Referring to case law from the European Courts, the patent owner explained to the Court that it was not negligent in the aspects of the wording, scope of recipients, and time of delivery when sending the letter. The patent owner emphasized the case law of the Madrid Courts that even if there is a threat in the warning letter that a lawsuit may be filed against the recipients, it cannot justify actions of unfair competition when the content of the letter is accurate.
The Commercial Court examined the evidence and determined that the content of the letter reflected the facts and, as of the date of the letter, it was not known if the Gx company was infringing upon the patent or not. The Commercial Court acknowledged that the tone and wording of the letter was accurate, and the Gx company did not provide any information to the manufacturing company about non-infringement actions; thus, the manufacturing company halted manufacturing pending the outcome of the court action.

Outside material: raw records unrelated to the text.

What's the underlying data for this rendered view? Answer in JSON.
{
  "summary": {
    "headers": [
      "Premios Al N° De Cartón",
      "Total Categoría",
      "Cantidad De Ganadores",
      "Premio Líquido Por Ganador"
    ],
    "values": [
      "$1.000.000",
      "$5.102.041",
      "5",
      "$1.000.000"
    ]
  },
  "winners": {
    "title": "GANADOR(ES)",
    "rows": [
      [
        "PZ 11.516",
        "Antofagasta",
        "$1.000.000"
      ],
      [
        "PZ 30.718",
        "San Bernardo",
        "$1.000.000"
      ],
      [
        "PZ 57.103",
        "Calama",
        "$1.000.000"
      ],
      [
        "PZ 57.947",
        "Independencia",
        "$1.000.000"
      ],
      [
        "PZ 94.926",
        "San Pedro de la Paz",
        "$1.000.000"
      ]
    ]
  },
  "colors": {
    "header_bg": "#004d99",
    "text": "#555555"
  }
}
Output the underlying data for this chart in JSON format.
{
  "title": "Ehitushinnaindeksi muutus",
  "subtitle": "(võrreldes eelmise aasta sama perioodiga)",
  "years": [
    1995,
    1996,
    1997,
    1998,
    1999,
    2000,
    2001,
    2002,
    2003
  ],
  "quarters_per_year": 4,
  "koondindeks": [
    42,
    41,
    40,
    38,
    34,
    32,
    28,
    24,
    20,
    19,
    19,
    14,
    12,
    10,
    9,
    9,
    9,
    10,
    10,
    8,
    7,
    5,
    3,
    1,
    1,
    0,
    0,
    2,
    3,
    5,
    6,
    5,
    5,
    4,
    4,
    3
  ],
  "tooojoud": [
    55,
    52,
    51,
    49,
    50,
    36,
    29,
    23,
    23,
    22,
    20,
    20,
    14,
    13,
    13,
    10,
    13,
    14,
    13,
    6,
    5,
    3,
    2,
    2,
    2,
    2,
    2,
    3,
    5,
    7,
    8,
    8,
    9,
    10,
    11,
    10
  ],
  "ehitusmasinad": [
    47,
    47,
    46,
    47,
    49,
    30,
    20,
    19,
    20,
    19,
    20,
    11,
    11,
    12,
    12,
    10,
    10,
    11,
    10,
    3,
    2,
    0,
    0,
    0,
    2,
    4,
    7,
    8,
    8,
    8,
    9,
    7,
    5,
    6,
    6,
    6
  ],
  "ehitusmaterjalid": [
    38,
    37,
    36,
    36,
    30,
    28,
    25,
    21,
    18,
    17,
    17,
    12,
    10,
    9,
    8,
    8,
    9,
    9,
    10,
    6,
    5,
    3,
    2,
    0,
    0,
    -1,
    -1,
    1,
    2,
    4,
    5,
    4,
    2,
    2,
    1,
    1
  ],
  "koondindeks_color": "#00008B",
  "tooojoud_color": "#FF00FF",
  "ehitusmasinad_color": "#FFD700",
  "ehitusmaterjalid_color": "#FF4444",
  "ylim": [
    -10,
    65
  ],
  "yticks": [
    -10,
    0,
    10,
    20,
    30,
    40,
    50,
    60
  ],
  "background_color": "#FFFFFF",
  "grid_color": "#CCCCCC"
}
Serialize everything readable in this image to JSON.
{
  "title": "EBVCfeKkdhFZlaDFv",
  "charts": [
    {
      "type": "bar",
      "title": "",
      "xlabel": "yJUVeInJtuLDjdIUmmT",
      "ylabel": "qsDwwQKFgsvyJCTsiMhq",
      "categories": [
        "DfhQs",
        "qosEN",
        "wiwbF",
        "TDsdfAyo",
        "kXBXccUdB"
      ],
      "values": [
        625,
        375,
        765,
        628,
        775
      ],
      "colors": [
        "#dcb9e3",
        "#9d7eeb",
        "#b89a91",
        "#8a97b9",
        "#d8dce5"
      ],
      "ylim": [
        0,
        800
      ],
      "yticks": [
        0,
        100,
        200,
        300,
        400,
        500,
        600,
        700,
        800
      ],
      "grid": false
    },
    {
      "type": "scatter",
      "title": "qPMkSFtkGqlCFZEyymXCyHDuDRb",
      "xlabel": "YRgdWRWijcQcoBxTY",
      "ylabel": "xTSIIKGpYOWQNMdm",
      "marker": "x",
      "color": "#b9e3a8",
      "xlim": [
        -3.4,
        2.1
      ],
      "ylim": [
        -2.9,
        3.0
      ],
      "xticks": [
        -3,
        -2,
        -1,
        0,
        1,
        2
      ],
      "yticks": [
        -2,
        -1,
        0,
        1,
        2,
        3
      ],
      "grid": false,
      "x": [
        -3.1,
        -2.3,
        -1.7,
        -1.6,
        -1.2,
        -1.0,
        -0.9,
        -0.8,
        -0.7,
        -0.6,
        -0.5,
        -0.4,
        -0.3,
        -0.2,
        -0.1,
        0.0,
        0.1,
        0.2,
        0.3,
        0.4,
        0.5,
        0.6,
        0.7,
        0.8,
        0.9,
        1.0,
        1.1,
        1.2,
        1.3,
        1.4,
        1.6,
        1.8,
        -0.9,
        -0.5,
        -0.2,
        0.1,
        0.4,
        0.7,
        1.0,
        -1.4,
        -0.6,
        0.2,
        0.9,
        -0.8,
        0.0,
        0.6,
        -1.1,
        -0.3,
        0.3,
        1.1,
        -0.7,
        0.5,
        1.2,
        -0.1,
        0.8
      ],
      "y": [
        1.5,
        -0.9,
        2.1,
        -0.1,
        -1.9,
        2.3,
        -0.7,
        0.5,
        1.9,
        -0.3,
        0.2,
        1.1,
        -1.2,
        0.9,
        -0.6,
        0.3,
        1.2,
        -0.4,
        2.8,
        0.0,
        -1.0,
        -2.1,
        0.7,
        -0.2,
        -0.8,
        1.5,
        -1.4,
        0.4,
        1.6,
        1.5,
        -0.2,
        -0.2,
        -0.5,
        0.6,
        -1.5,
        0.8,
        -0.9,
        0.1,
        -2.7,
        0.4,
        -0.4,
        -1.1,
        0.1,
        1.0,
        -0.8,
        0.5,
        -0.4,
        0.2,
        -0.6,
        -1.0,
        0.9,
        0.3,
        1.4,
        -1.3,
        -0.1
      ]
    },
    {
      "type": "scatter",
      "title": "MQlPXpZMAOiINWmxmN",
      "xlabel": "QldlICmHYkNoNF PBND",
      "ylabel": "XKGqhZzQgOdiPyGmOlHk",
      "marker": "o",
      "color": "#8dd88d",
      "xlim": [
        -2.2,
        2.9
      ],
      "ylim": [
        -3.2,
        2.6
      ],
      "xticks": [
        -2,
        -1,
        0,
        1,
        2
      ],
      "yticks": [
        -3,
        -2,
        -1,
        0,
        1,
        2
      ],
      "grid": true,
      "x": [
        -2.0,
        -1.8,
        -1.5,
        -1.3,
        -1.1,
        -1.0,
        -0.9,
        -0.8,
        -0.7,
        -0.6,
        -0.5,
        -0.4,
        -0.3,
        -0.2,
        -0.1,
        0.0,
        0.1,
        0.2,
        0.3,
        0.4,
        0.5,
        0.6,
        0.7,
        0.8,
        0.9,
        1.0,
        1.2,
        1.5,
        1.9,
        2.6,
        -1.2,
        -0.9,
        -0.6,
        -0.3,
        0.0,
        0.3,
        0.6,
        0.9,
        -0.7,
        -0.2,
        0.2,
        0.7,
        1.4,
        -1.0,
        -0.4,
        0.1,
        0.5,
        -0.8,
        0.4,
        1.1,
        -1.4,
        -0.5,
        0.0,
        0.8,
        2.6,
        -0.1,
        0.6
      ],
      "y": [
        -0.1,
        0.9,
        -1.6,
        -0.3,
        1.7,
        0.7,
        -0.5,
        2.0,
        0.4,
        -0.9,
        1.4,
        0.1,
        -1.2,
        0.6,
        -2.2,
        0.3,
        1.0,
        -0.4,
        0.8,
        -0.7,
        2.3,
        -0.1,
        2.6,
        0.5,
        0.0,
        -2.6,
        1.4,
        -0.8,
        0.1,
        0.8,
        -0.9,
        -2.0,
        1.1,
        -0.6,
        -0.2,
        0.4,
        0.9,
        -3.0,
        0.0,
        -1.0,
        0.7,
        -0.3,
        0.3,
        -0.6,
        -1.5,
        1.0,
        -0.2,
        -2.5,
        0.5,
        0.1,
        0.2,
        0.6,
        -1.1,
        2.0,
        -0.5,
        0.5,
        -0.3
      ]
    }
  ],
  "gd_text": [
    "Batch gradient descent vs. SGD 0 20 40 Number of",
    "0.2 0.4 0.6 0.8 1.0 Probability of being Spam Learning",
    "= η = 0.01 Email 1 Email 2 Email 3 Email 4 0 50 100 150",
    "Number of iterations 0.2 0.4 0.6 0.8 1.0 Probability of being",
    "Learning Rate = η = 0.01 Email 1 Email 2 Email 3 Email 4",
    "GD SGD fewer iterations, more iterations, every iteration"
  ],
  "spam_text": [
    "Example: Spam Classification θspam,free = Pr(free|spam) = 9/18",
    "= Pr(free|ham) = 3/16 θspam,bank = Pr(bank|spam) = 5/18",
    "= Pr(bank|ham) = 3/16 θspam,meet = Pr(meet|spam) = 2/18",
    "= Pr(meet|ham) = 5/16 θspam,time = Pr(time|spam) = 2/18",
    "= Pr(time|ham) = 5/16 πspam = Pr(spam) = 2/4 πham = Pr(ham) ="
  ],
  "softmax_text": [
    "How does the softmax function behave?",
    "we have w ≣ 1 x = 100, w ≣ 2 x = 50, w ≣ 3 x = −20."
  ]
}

Quite surprisingly, and at conflict with these determinations, the Court evaluated that the patent owner made the manufacturing company believe that there was a patent infringement and, thus, the Gx company was acting contrary to the law, which led the manufacturing company to halt the production of the Gx products. Additionally, the Court considered that the patent owner filed a patent infringement action, although it should have known that the patent was not infringed upon. Consequently, the patent owner, in informing the manufacturing company of the ongoing action, should be deemed to have acted against the principle of integrity.
Consequently, the Court decided that the act of sending a letter to the manufacturing company constitutes unfair competition and, therefore, the Gx company’s moral damages should be compensated. The court rejected the material damage claim of the Gx company, since it had not been solidified and proven.
In our view the Commercial Court’s decision is quite problematic since it was the Gx company that did not explain to the manufacturing company why it was not infringing upon the patent and, therefore, this led the manufacturing company to believe that it might be committing an illegal act. It is erroneous to blame the patent owner with creating a pejorative environment against the Gx company by filing a patent infringement action and informing relevant third parties of this action, as the patent owner had no other choice but to file a court action to have the patent infringement risk assessed. As well, there were no grounds to argue that the patent owner “should have known” of the (non-)infringement, as the characteristics of the Gx product may only be known by the Gx company.
The decision of the Commercial Court has been appealed before the District Court by both parties, and the appeal is ongoing.
Gün + Partners represented the patent owner in this matter.